Las políticas nacionales de desarrollo económico están lejos de ser incompatibles con la promoción del comercio internacional y las redes financieras. Hay que tomar en serio lo “nacional” en lo “internacional”. Las elites empresariales de Italia nunca consideraron el desarrollo de su país separado de la economía global. El efecto inmediato de la Primera Guerra Mundial no es tanto habilitar la desmundialización como reconfigurar los intercambios económicos internacionales.12

Hoover y Roosevelt, como por lo demás Churchill, hablan muy favorablemente de Mussolini, quien restaura el orden, “moderniza” la industria y el país, y aleja el peligro bolchevique, el único problema real para todas las elites capitalistas.
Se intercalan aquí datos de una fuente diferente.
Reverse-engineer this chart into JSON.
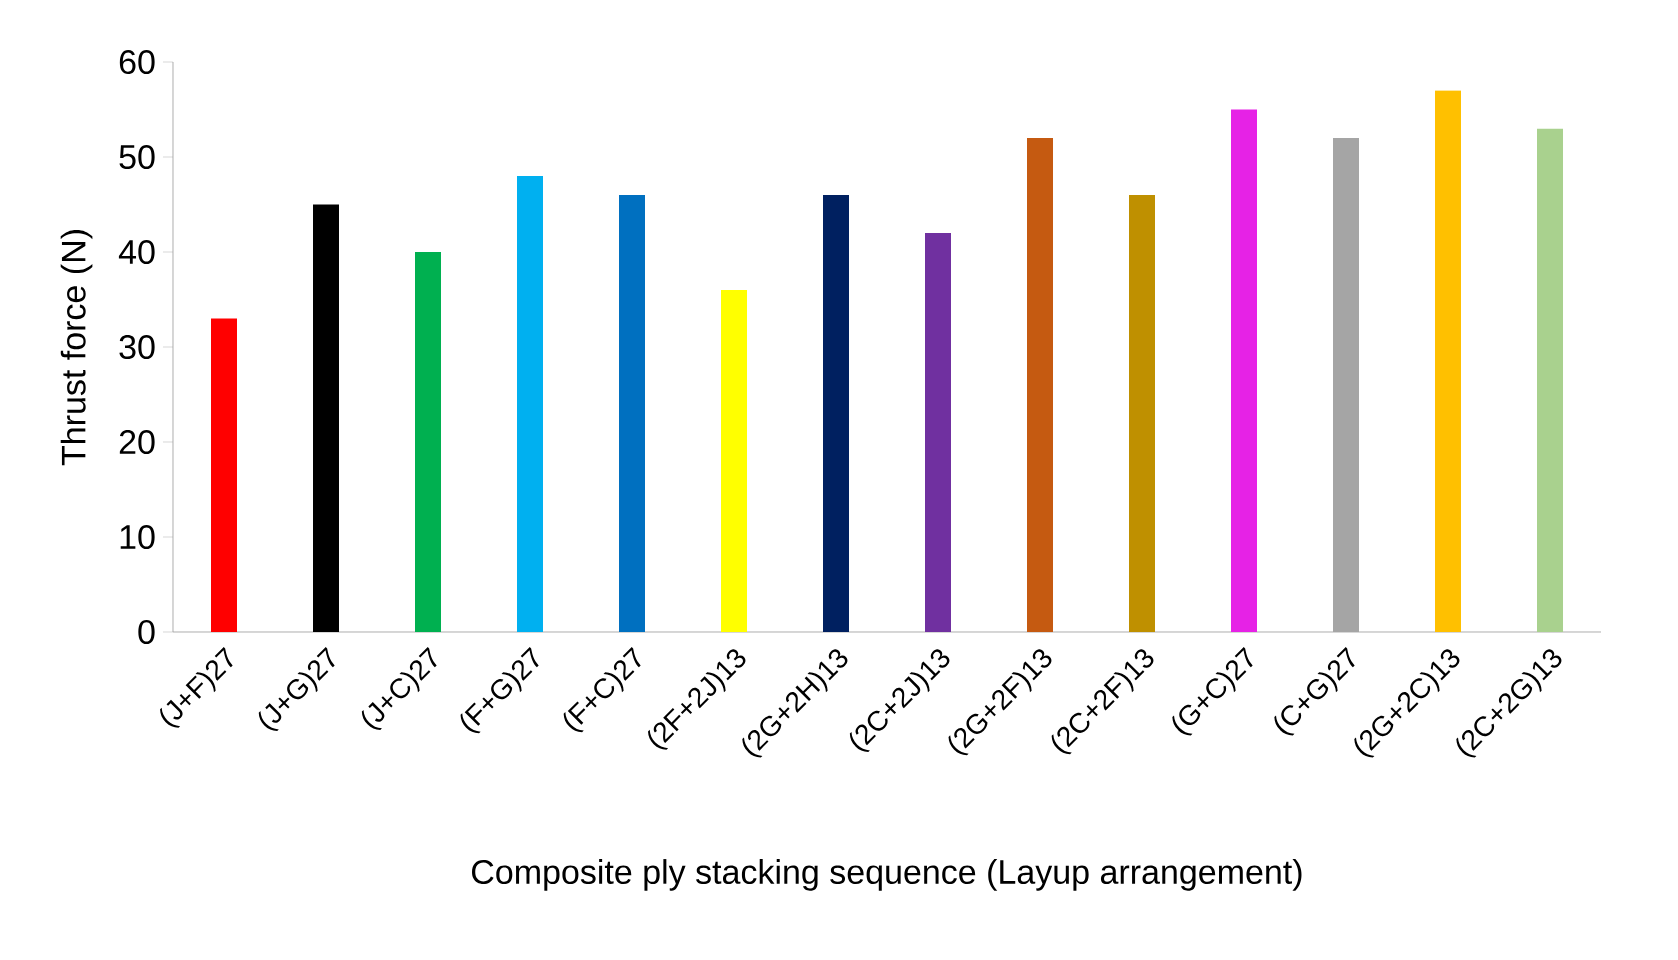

“El acuerdo sobre las deudas de guerra negociado en 1925 es el acuerdo más generoso que Estados Unidos haya alcanzado con sus aliados […]. Las inversiones estadounidenses en Italia superan rápidamente los 400 millones de dólares”. Cuando el presidente Hoover quiso relanzar un gobierno global, la Italia fascista fue uno de sus socios privilegiados. La armonía de la década de 1920 entre liberales, finanzas y fascismo no se rompe debido a la intensificación de la dictadura fascista, sino por la crisis de 1929. Adam Tooze señala que la historia del vínculo entre la “democracia” y las finanzas con el fascismo fue reescrita y falsificada a lo largo la Guerra Fría, para “pasa[r] por alto el hecho de que, desde 1935, instituciones tan importantes como JP Morgan han colaborado estrechamente con hombres que hoy merecen el tratamiento de criminales fascistas”.13

Una vez más, hay que ir a Hayek y a las razones que aduce para legitimar el fascismo. La dictadura –está hablando de Pinochet– desmantela las “libertades políticas” y permite que proliferen las “libertades personales” (la libertad de la economía, la libertad de comprar y vender, la libre empresa y, especialmente, la libertad de las finanzas para invertir, especular y saquear a través de la renta).
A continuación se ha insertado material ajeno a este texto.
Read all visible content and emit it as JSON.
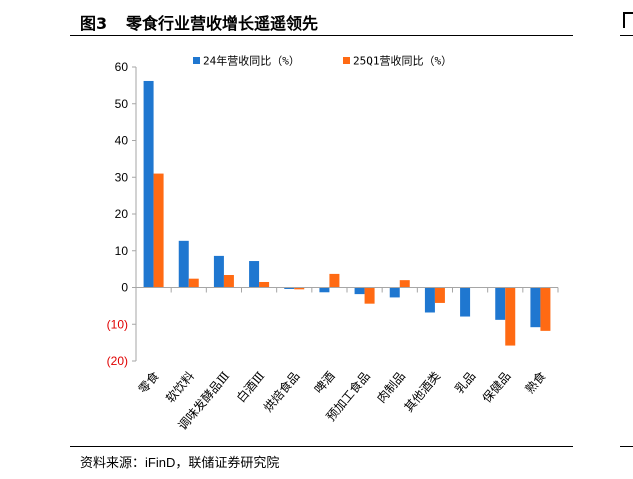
{
  "figure": {
    "number": "图3",
    "title": "零食行业营收增长遥遥领先",
    "source_prefix": "资料来源：",
    "source_latin": "iFinD",
    "source_suffix": "，联储证券研究院"
  },
  "colors": {
    "series1": "#1F77D0",
    "series2": "#FF6A13",
    "negative_tick": "#E00000",
    "axis": "#A6A6A6"
  },
  "chart_data": {
    "type": "bar",
    "categories": [
      "零食",
      "软饮料",
      "调味发酵品Ⅲ",
      "白酒Ⅲ",
      "烘焙食品",
      "啤酒",
      "预加工食品",
      "肉制品",
      "其他酒类",
      "乳品",
      "保健品",
      "熟食"
    ],
    "series": [
      {
        "name": "24年营收同比（%）",
        "values": [
          56.2,
          12.7,
          8.6,
          7.2,
          -0.4,
          -1.3,
          -1.8,
          -2.7,
          -6.8,
          -7.9,
          -8.8,
          -10.8
        ]
      },
      {
        "name": "25Q1营收同比（%）",
        "values": [
          31.0,
          2.4,
          3.4,
          1.5,
          -0.5,
          3.7,
          -4.4,
          2.0,
          -4.2,
          0,
          -15.8,
          -11.8
        ]
      }
    ],
    "y_ticks": [
      "60",
      "50",
      "40",
      "30",
      "20",
      "10",
      "0",
      "(10)",
      "(20)"
    ],
    "y_tick_values": [
      60,
      50,
      40,
      30,
      20,
      10,
      0,
      -10,
      -20
    ],
    "ylim": [
      -20,
      60
    ],
    "legend_position": "top",
    "grid": false
  }
}
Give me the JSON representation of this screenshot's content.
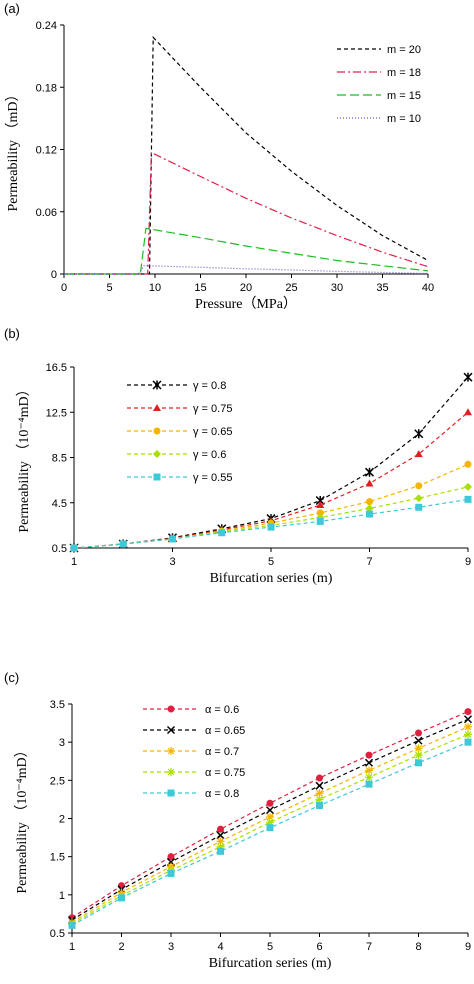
{
  "chart_data": [
    {
      "panel_label": "(a)",
      "type": "line",
      "xlabel": "Pressure（MPa）",
      "ylabel": "Permeability （mD）",
      "xlim": [
        0,
        40
      ],
      "ylim": [
        0,
        0.24
      ],
      "xticks": [
        "0",
        "5",
        "10",
        "15",
        "20",
        "25",
        "30",
        "35",
        "40"
      ],
      "yticks": [
        "0",
        "0.06",
        "0.12",
        "0.18",
        "0.24"
      ],
      "legend_position": "top-right",
      "series": [
        {
          "name": "m = 20",
          "color": "#000000",
          "dash": "4,3",
          "x": [
            0,
            9.4,
            9.8,
            15,
            20,
            25,
            30,
            35,
            40
          ],
          "y": [
            0,
            0,
            0.228,
            0.18,
            0.136,
            0.099,
            0.066,
            0.037,
            0.013
          ]
        },
        {
          "name": "m = 18",
          "color": "#e0204a",
          "dash": "8,3,2,3",
          "x": [
            0,
            9.2,
            9.6,
            15,
            20,
            25,
            30,
            35,
            40
          ],
          "y": [
            0,
            0,
            0.117,
            0.094,
            0.073,
            0.054,
            0.037,
            0.021,
            0.007
          ]
        },
        {
          "name": "m = 15",
          "color": "#22bb22",
          "dash": "9,4",
          "x": [
            0,
            8.4,
            9,
            15,
            20,
            25,
            30,
            35,
            40
          ],
          "y": [
            0,
            0,
            0.044,
            0.035,
            0.027,
            0.02,
            0.013,
            0.008,
            0.003
          ]
        },
        {
          "name": "m = 10",
          "color": "#6a5acd",
          "dash": "1,2",
          "x": [
            0,
            8.2,
            8.8,
            15,
            20,
            25,
            30,
            35,
            40
          ],
          "y": [
            0,
            0,
            0.008,
            0.0065,
            0.005,
            0.004,
            0.0025,
            0.0015,
            0.0005
          ]
        }
      ]
    },
    {
      "panel_label": "(b)",
      "type": "line",
      "xlabel": "Bifurcation  series (m)",
      "ylabel": "Permeability  （10⁻⁴mD）",
      "xlim": [
        1,
        9
      ],
      "ylim": [
        0.5,
        16.5
      ],
      "xticks": [
        "1",
        "3",
        "5",
        "7",
        "9"
      ],
      "yticks": [
        "0.5",
        "4.5",
        "8.5",
        "12.5",
        "16.5"
      ],
      "legend_position": "top-left",
      "x": [
        1,
        2,
        3,
        4,
        5,
        6,
        7,
        8,
        9
      ],
      "series": [
        {
          "name": "γ = 0.8",
          "color": "#000000",
          "marker": "asterisk",
          "values": [
            0.5,
            0.85,
            1.4,
            2.2,
            3.1,
            4.7,
            7.2,
            10.6,
            15.6
          ]
        },
        {
          "name": "γ = 0.75",
          "color": "#e02020",
          "marker": "triangle",
          "values": [
            0.5,
            0.85,
            1.35,
            2.1,
            2.9,
            4.3,
            6.2,
            8.8,
            12.5
          ]
        },
        {
          "name": "γ = 0.65",
          "color": "#f5b400",
          "marker": "circle",
          "values": [
            0.5,
            0.85,
            1.3,
            2.0,
            2.7,
            3.6,
            4.6,
            6.0,
            7.9
          ]
        },
        {
          "name": "γ = 0.6",
          "color": "#a8e000",
          "marker": "diamond",
          "values": [
            0.5,
            0.85,
            1.3,
            1.95,
            2.5,
            3.2,
            4.0,
            4.9,
            5.9
          ]
        },
        {
          "name": "γ = 0.55",
          "color": "#40c8d8",
          "marker": "square",
          "values": [
            0.5,
            0.85,
            1.3,
            1.85,
            2.35,
            2.85,
            3.5,
            4.1,
            4.8
          ]
        }
      ]
    },
    {
      "panel_label": "(c)",
      "type": "line",
      "xlabel": "Bifurcation  series (m)",
      "ylabel": "Permeability  （10⁻⁴mD）",
      "xlim": [
        1,
        9
      ],
      "ylim": [
        0.5,
        3.5
      ],
      "xticks": [
        "1",
        "2",
        "3",
        "4",
        "5",
        "6",
        "7",
        "8",
        "9"
      ],
      "yticks": [
        "0.5",
        "1",
        "1.5",
        "2",
        "2.5",
        "3",
        "3.5"
      ],
      "legend_position": "top-left",
      "x": [
        1,
        2,
        3,
        4,
        5,
        6,
        7,
        8,
        9
      ],
      "series": [
        {
          "name": "α = 0.6",
          "color": "#e02040",
          "marker": "circle",
          "values": [
            0.7,
            1.12,
            1.5,
            1.86,
            2.2,
            2.53,
            2.83,
            3.12,
            3.4
          ]
        },
        {
          "name": "α = 0.65",
          "color": "#000000",
          "marker": "x",
          "values": [
            0.67,
            1.07,
            1.43,
            1.78,
            2.11,
            2.43,
            2.73,
            3.02,
            3.3
          ]
        },
        {
          "name": "α = 0.7",
          "color": "#f5b400",
          "marker": "star",
          "values": [
            0.64,
            1.03,
            1.37,
            1.7,
            2.02,
            2.33,
            2.63,
            2.92,
            3.2
          ]
        },
        {
          "name": "α = 0.75",
          "color": "#a8e000",
          "marker": "star",
          "values": [
            0.62,
            0.99,
            1.32,
            1.63,
            1.95,
            2.25,
            2.54,
            2.83,
            3.1
          ]
        },
        {
          "name": "α = 0.8",
          "color": "#40c8d8",
          "marker": "square",
          "values": [
            0.6,
            0.96,
            1.28,
            1.57,
            1.88,
            2.17,
            2.45,
            2.73,
            3.0
          ]
        }
      ]
    }
  ]
}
El único peligro, confirmado por la historia, es el de la autonomización de las políticas fascistas, que pueden convertirse en máquinas de guerra independientes y autodestructivas; pero es un riesgo que los capitalistas y los liberales no dudaron en correr cuando la propiedad privada estuvo en peligro y que no dudarán en correr cada vez que lo juzguen necesario. El capital no es solo economía, sino también poder, proyecto político, estrategia de confrontación política, enemigo jurado de las revoluciones políticas lideradas por sus “esclavos” (obreros, pobres, mujeres, colonizados). Contrariamente a otra idea aceptada, el capital no es “cosmopolita”, y su desterritorialización, su indiferencia a los territorios y fronteras es muy relativa. Su propósito es desarrollar las fuerzas productivas, pero solo a condición de producir beneficios. Esta condición (claramente establecida por Marx) está en clara contradicción con el desarrollo “en sí” de la ciencia, el trabajo, la tecnología, etc. El beneficio requiere que la reterritorialización que asegura su existencia se realice a través del Estado-nación, el racismo, el sexismo y, cuando corresponda, la guerra y el fascismo, los únicos capaces de asegurar la continuidad política de la expropiación y la expoliación cuando la situación se endurece. Es ingenuo creer que la subordinación de las fuerzas productivas al beneficio sea puramente inmanente al funcionamiento de la economía, la ley, la tecnología. Sin Estado, sin guerra, sin racismo, sin fascismo, no hay beneficio alguno. El “triunfo” sobre las clases subalternas no ocurrió una vez para siempre, debe repetirse y reproducirse continuamente.